One thing I would like to point out is the results shown with the effect of an open source effort. Throughout the past year, have you noticed the tremendous effort made by the community to push out constructive advice to the core team in order to streamline the critical tasks at hand? That way the core devs can focus more on organizing and executing tasks while the community works with what they have and proceed to look for constructive ideas as to resolve an issue or to propose a function that will further empower the community in developing apps based on the .NET family.

Addressing the .NET Core section

In this section, I would like to point out a phrase which I feel could be further elaborated.
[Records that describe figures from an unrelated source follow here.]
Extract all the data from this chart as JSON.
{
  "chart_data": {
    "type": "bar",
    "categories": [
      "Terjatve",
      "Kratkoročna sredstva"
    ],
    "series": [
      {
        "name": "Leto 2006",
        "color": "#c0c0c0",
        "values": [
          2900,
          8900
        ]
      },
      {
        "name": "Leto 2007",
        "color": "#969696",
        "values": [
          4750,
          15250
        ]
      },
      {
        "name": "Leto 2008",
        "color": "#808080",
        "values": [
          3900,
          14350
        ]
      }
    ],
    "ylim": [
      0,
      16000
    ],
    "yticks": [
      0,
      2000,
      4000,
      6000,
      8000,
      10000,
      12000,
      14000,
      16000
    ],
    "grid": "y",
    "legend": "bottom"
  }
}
One of the fastest full-featured Web frameworks Web Framework Benchmarks by TechEmpower

By my personal judgement, it seems like the latest r15 of TechEmpower's benchmark results produced show that .NET Core falls along the above average/average rankings of several types of tests. Alright, let's dive deeper into the history of .NET Core in its appearances in TechEmpower's benchmarks. In the r13 benchmark results, TechEmpower made a special mention about .NET Core's significant improvements in the plaintext benchmark due to its transition from mono and has made an 85900% improvement since r11.
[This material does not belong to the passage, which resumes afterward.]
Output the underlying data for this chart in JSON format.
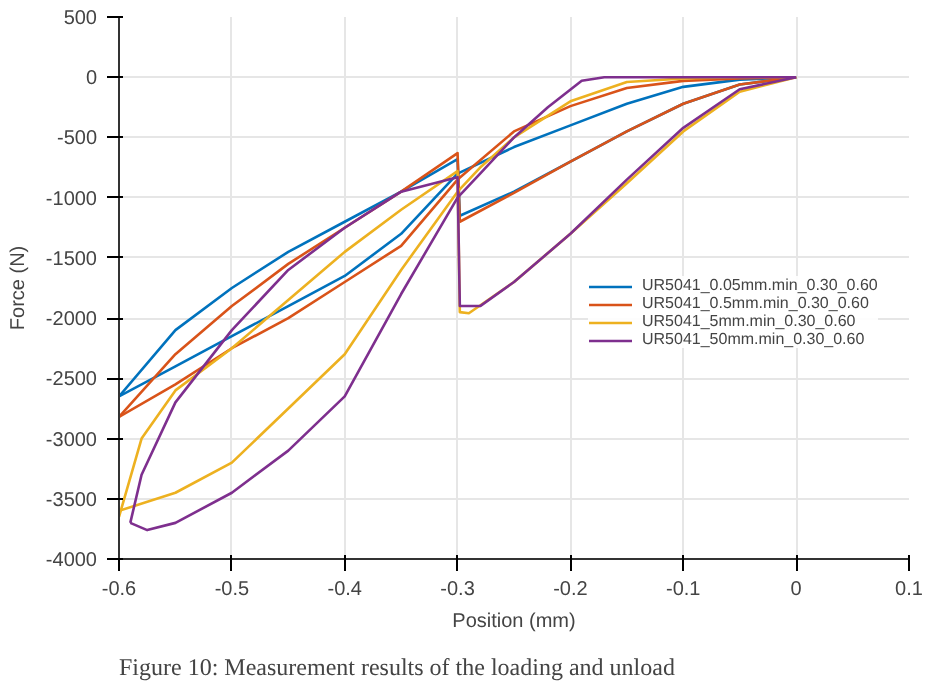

An extra snippet from r13;

The best part, in our opinion, is that Microsoft is making performance a long-term priority. There is room to improve on our other more complex tests such as JSON serialization and Fortunes (which exercises database connectivity, data structures, encoding of unsafe text, and templating). Microsoft is taking on those challenges and will continue to improve the performance of its platform.

Moving forward, .NET Core has improved by rougly 400,000 more responses/s in terms of plaintext response from r13 to r15. From the looks of it, the benchmarks may have changed but don't get me wrong, TechEmpower didn't announce officially in their blog that the benchmarks have indeed changed during that period of time.
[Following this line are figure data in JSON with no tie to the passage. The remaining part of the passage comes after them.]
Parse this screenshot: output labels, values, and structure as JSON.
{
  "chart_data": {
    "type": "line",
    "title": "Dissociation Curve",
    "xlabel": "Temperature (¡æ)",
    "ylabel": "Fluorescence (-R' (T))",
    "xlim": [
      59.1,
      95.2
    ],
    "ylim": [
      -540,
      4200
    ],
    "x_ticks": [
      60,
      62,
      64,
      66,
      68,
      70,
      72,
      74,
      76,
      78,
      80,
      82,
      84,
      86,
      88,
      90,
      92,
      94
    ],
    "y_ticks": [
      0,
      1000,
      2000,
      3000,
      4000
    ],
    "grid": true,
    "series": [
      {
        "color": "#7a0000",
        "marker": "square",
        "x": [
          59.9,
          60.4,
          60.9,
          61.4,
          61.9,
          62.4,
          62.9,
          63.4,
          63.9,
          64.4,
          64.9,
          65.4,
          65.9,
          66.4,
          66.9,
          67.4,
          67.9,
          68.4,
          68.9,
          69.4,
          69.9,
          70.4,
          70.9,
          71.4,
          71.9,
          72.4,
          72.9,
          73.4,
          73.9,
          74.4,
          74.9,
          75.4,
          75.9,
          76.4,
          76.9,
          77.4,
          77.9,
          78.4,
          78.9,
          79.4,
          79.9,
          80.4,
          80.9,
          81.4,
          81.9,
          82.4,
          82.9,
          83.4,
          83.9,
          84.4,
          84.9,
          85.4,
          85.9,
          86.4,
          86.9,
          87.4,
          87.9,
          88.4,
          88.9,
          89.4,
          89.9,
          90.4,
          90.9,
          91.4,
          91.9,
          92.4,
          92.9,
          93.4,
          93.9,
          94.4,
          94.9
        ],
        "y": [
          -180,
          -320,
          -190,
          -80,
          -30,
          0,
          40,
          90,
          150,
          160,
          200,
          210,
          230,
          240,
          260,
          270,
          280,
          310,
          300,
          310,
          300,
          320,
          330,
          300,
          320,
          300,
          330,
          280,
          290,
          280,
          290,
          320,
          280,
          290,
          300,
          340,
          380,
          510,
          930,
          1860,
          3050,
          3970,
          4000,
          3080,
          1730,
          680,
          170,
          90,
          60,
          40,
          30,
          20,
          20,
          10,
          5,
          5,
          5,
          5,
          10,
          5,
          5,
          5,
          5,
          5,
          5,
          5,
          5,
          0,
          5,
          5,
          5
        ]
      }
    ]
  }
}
Judging just by the r13 to r14 differences, we can see that .NET Core is improving at a steady rate. Diving deeper, the TechEmpower Results Dashboard will provide current/up to date results so that you can get yourself the latest and greatest of all their benchmarks!

Finally, we should make sure that we're not just relying on one kind of benchmark to judge and decide on the state of .NET Core in terms of performance. The .NET Core team has been maintaining a benchmark project on their github that showcases the metrics of certain performance data via the PowerBI tool. Be sure to check it out because the metrics are not just related to performance, there's also reliability metrics and more!

UI Kits?

This is a weird section that the Progress whitepaper has covered. It doesn't make sense, let me explain. Instead of writing a thorough list of the commonly used UI frameworks that .NET Core developers implement, Progress decided to write up on their own UI framework. It's not illegal to write on your own UI framework, but its a whitepaper afterall. I really respect that they have spent the time, effort and manpower to gather all the enriching information, have it compiled and compressed for us to consume but everything was well written until this part. You simply had to make it go wrong somewhere.

I'm not going to explain much here because once you have read the whitepaper, you'll realize what i'm talking about. I'm not really a frontend guy so I'll leave it to the gurus to share more about with you.

Conclusion

I would like to thank Progress for spending the time and effort to research, study and write up on the .NET ecosystem. As we progress through the next decade, .NET Core would certainly be an extremely well-rounded candidate to be a viable replacement to existing stacks that are due for a thorough refactor like what .NET has been through. Although it is time consuming, expensive and a waste of time to do so, it will definitely benefit everyone involved/at stake in time to come because modern frameworks and platforms are started to mature to the point where mature platforms and frameworks made in the last century are starting to get phased out for more streamlined stacks.